To answer that question over the past 3 months I have interviewed 23 executives from private and public sector organisations with a cross section of industry and size. Industries represented are financial services, retail, aviation, professional services, resources, technology, property, telecommunications, construction, FMCG and gaming.
The data I received is so valuable that I decided to write a book about it titled: “Innovative Organisational Design for Australian organisations”.
It has been a fascinating process and I can summarise my insights thus far.
Poor Organisational Design Leads to Poor Customer Service
Without exception, the contributors I have interviewed are passionate about organisational design but have common frustrations. The general consensus is that business understands that poor organisational design leads to poor customer service, confusion, duplication, frustration and kills productivity.
Organisational design is often equated with organisational re-structure – the infamous “sticks and boxes”. Often the structure, or people within the structure are blamed for performance issues and a re-structure is seen to be the “fix”. Politics get in the way of delivering deep change, and my contributors expressed frustration with the way organisational designs are implemented.
We all agree that we want to find better ways to design and implement.
The Language We Use Is Part of the Problem
My contributors and I grappled with decoding the jargon of organisational design. We have different definitions for key concepts, making it difficult to understand each other and speak the same language.
For example, organisational design sometimes means purely organisational structure, other times organisational design means the complete “people-part” of target operating model design (with process and technology as streams alongside).
Still other times organisational design is regarded as everything one does to align the organisation with strategy – in effect strategy implementation in its broadest sense.
You Need a Roadmap for Organisation Design
The conclusion we reached is that we need a straightforward roadmap for organisational design.
A roadmap is a graphical representation of the interaction of key business concepts showing their interrelatedness and their sequencing. A roadmap facilitates communication and decision making.
There was consensus that if we are to create an organisation design roadmap, it would have to be straightforward, no-nonsense, practical and user-friendly for any executive to pick up and assimilate quickly. Tools, templates and checklists would be key features.
Co-Design Lifts the Prospects of Success
Generally speaking the way we currently engage staff in designing new business and operating models is best described as “representation”.
The most common approach is to have representation from senior levels of the organisation but to rely quite heavily on external expertise in shaping the design. When a design is around 80% complete most organisations open it for comment to a broader staff audience, and then refine the design based on this feedback.
However, from my experience and that of some of my contributors, authentic co-design makes good business sense.
Co-design is based on systems thinking and focuses on bringing the people who know the business best into the early stages of the design process, and shaping the design with their full participation.

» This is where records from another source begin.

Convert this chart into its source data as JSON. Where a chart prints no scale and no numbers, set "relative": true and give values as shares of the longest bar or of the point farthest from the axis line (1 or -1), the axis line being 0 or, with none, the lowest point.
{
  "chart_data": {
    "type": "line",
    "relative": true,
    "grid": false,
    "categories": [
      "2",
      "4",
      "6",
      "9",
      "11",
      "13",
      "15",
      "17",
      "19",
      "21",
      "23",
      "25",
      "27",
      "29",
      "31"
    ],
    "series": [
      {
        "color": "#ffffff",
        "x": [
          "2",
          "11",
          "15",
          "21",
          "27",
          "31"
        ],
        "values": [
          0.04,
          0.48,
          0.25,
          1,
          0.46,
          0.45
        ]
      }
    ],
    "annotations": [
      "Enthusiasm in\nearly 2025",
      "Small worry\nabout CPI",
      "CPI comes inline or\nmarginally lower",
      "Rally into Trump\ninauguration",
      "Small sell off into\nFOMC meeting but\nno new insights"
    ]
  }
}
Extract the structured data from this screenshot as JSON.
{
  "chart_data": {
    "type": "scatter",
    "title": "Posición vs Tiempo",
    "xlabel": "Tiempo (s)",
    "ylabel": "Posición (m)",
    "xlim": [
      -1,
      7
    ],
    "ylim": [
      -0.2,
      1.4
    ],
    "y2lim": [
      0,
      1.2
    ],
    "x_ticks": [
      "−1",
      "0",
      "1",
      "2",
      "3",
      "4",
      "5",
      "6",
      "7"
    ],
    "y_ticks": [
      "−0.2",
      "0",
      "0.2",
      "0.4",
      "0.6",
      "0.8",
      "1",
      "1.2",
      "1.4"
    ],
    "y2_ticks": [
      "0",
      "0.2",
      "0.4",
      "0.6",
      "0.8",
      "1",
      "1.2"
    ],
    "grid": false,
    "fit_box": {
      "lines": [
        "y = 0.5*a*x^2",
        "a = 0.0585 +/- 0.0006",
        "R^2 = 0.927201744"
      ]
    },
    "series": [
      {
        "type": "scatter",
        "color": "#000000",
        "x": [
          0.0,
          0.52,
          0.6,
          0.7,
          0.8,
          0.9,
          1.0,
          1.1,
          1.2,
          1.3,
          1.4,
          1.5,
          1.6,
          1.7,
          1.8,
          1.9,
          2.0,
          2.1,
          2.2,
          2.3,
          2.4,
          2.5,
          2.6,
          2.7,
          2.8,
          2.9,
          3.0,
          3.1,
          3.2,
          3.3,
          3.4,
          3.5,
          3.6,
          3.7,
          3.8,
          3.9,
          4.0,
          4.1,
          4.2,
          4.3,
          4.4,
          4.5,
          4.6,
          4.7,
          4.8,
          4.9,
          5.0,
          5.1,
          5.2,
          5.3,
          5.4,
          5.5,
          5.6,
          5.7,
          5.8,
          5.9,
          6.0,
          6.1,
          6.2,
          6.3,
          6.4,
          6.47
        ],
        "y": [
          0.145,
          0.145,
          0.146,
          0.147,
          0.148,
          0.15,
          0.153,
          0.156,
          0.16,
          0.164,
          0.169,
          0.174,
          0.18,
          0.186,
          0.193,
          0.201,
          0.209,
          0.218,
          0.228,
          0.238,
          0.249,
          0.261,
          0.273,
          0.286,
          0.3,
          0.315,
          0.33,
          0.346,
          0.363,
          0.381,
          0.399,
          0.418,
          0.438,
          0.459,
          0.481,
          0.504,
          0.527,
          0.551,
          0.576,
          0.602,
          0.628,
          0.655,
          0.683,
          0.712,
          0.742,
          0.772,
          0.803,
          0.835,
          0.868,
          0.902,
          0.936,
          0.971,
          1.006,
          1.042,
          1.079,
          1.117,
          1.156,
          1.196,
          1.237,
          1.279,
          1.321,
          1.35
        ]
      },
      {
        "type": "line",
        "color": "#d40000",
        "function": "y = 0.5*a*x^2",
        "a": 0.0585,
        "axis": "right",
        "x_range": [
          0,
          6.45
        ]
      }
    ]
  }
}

I believe that co-design gives one a much better chance of a well implemented operating model that delivers actual business value.
About Beatrice Hofmeyr
Dr. Beatrice Hofmeyr’s experience spans 20 years in the fields of Organisational Improvement and Business Transformation, across public and private sector organisations. Beatrice specialises in all aspects of Organisation Design including target operating model design, organisational structure, value stream mapping and performance metric design.